No es que esté celoso, pero viste como es... En el fondo uno es como un purrete, mezquino de sus cosas, aunque las tenga tiradas en un rincón del conventillo. Y viene al caso porque da la impresión de que a Violeta la tiraron al mundo y cayó así, y así quedó. La vas a ver siempre igual, ya sea en el piletón lavando la ropa o yendo a misa. Con ese batón floreado, enroscada de ruleros, y con esa telaraña de tela negra cubriéndole la cabeza. Si te la pinto de tal forma seguro me vas a preguntar qué le vi. Digamos que me despertó ternura, o no sé, como que me dio de protegerla, por verla así, tan poquita cosa toda ella. Eso es lo que aparenta. Un pingo flaco que no paga cinco guitas, pero no sabés como tira del carro, ni te das una idea. Cuando llegó al conventillo vino con lo puesto y, como para completarla, con un crío en brazos. Doña Rosa, siempre tan compasiva ella, la instaló en una de las piezas de arriba. Ésas llenas de humedad, las que están a dos días del baño o de la cocina.

En aquel entonces solo lavaba para afuera. Era una cosa más del patio, como las baldosas negras, o la glicina, o el mismo piletón de material donde hace sus quehaceres.

Primero era solo un buenos días, buenas tardes. Después me le fui arrimando, y mate va mate viene, nos empezamos a contar la vida. Según ella es de un pueblito del interior. La despacharon por un tiempo para tapar lo del crío. Por el qué dirán, viste. Como no quiso deshacerse de la criatura deambuló de pariente en pariente hasta que se les acabó la bondad. Entonces la despacharon para la pensión. Así es la vida. Se ensaña con algunos, los templa de golpe, les queda esa cosa negra en la mirada, como a Violeta, y da miedo arrimarse más de la cuenta.

Hace como seis meses se compró una plancha. Un tiempo después la máquina de coser. Y fue que con eso largaba la ropa lista y no daba abasto con el laburo.

Como soy mozo de una cantina, y hasta las siete de la tarde me rasco el ombligo, la ayudaba con la hija a la Violeta. Le daba la mamona, la hamacaba, le cantaba algún que otro tango. Ella dale que dale con la plancha. Yo que sí o que no, dudando de decirle que la quería. Bueno, eso era lo que tenía intenciones de decirle, pero no sé si llegaba a tanto. Mi miedo dilataba la cosa, y de no ser por la llegada de ese tipo no sé cómo hubiera terminado la cuestión. 
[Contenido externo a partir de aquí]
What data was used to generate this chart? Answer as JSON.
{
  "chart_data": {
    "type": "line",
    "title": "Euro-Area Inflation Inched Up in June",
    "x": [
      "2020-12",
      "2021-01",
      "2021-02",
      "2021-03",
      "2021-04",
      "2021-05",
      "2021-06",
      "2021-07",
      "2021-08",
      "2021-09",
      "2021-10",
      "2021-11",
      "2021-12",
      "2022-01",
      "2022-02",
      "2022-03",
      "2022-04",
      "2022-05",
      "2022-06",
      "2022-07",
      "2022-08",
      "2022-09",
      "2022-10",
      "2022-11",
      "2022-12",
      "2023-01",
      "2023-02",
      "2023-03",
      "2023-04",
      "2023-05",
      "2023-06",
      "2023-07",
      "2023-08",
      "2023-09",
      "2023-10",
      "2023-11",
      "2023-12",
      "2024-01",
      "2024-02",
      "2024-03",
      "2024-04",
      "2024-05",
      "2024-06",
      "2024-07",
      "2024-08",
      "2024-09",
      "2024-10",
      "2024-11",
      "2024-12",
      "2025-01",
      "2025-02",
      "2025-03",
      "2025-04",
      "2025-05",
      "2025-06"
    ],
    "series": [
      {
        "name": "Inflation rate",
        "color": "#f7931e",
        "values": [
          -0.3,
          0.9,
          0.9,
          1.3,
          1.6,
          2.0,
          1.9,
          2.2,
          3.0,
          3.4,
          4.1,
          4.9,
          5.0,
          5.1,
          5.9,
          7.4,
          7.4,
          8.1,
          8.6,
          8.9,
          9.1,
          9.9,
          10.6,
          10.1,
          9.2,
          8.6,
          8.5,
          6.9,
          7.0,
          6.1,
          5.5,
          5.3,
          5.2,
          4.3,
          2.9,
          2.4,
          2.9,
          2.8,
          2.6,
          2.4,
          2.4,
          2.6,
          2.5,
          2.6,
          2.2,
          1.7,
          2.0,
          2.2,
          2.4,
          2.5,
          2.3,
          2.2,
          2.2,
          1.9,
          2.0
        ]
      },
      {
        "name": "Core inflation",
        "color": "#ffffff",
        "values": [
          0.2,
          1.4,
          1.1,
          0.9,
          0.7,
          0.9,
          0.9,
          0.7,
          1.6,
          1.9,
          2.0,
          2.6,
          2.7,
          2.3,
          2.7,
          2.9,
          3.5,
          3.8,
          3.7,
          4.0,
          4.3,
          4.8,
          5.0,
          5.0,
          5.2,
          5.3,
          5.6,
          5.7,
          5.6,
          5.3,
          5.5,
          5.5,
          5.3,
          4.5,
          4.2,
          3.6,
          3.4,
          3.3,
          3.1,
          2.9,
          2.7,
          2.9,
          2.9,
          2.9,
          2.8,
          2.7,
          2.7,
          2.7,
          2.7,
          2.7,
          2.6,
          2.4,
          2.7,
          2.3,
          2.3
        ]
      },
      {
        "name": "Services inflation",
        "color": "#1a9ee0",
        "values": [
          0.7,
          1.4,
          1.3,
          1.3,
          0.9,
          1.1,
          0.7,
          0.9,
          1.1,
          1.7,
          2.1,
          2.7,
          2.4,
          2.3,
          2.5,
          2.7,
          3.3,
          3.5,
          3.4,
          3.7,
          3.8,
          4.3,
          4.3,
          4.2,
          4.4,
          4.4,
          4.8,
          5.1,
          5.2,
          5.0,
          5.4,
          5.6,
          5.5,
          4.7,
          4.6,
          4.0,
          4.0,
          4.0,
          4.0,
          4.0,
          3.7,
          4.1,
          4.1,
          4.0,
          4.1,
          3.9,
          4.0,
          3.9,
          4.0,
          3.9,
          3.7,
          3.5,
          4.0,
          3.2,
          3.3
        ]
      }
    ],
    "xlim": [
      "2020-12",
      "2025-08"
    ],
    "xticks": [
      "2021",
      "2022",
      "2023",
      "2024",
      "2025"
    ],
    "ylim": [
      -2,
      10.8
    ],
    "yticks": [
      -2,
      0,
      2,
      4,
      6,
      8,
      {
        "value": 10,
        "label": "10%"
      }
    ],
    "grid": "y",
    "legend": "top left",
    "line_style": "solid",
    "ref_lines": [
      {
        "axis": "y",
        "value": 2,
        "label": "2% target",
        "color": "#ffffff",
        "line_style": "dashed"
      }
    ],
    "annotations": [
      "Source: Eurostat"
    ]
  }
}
El tal Raimundo llegó hace como dos meses. Es de esos tipos que uno no sabe de qué vive. Todo el santo día de camisita almidonada mateando en el patio, o en la cantina, o a la noche truqueando en el bar. Cuando vi que se le arrimaba a Violeta me le fui, con disimulo viste, como silbando la cumparsita. No hace falta ser muy baqueano para darse cuenta que era un vividor, pero tenía que asegurarme. Y era así la cosa, era de carrera el hombre. Entonces una noche vi cómo se metía en la pieza de mi Violeta. Él comenzó a ocupar mi lugar, o yo me fui abriendo, no sé bien, pero creo que en verdad fue así. Y como éste le esquiva a San Cayetano le vino al pelo que dejé campo libre, y largó los cigarros armados, y empezó a fumar de paquete.

La cuestión es que una tarde la vi sola a Violeta, y tomé coraje, y le dije que el Raimundo seguro le mangueaba guita, la estaba viviendo, no le convenía. Le dije todo y más, pero no lo que sentía por ella. Entonces se le ablandó la mirada, y lo que nunca, me acarició una mejilla. Luego con una voz cuidada, como de quien da algo de muy preciado me dijo: "Qué lástima Orlandito, pero no sabés lo que es sentirse sola. Yo necesitaba un hombre, ¿entendés?".